The London-based firm intends it as a safety device, which is what it will henceforth be categorized as, but there’s nothing to stop us from using it on the train as an anti-procrastination gadget that makes sure we finally read A Brief History of Time rather than idly check our Twitter feed, or from using it to check whether our jogging pace remains above a minimum level. This is because the actual uses to which the app is put resides outside of the app itself, meaning that technological innovation very often depends on innovations in how we conceive of and exploit a particular technology (in this case GPS).

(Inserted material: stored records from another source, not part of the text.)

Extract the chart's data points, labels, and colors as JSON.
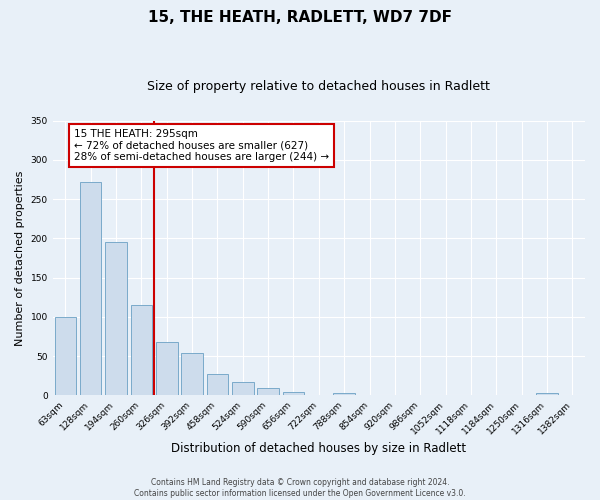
{
  "title": "15, THE HEATH, RADLETT, WD7 7DF",
  "subtitle": "Size of property relative to detached houses in Radlett",
  "xlabel": "Distribution of detached houses by size in Radlett",
  "ylabel": "Number of detached properties",
  "bin_labels": [
    "63sqm",
    "128sqm",
    "194sqm",
    "260sqm",
    "326sqm",
    "392sqm",
    "458sqm",
    "524sqm",
    "590sqm",
    "656sqm",
    "722sqm",
    "788sqm",
    "854sqm",
    "920sqm",
    "986sqm",
    "1052sqm",
    "1118sqm",
    "1184sqm",
    "1250sqm",
    "1316sqm",
    "1382sqm"
  ],
  "bar_values": [
    100,
    272,
    195,
    115,
    68,
    54,
    27,
    17,
    9,
    4,
    0,
    3,
    0,
    1,
    1,
    1,
    0,
    0,
    0,
    3,
    0
  ],
  "bar_color": "#cddcec",
  "bar_edge_color": "#7aaaca",
  "vline_x": 3.5,
  "vline_color": "#cc0000",
  "annotation_text": "15 THE HEATH: 295sqm\n← 72% of detached houses are smaller (627)\n28% of semi-detached houses are larger (244) →",
  "annotation_box_facecolor": "#ffffff",
  "annotation_box_edgecolor": "#cc0000",
  "footer_line1": "Contains HM Land Registry data © Crown copyright and database right 2024.",
  "footer_line2": "Contains public sector information licensed under the Open Government Licence v3.0.",
  "ylim": [
    0,
    350
  ],
  "yticks": [
    0,
    50,
    100,
    150,
    200,
    250,
    300,
    350
  ],
  "background_color": "#e8f0f8",
  "plot_bg_color": "#e8f0f8",
  "title_fontsize": 11,
  "subtitle_fontsize": 9,
  "ylabel_fontsize": 8,
  "xlabel_fontsize": 8.5,
  "tick_fontsize": 6.5,
  "annotation_fontsize": 7.5,
  "footer_fontsize": 5.5
}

Still, this dependence testifies to the intimate relationship between technology and culture, to how technology has the power to reshape in turn the society that shapes it. This is evident in the example of the Bitcoin blockchain changing how the financial industry thinks about distributed ledgers and encryption, and it’s evident in how social media has changed our face-to-face relationships and political lives.

Yet the social construction of technology, its uses and its innovations, nonetheless warns us that we can’t expect new technology alone to be a panacea for the issues we all face in the 21st century. It reminds us that purely technological innovation is insignificant on its own, and that to generate the novel technologies that will truly change how we live and work, we also need to change how we think and act.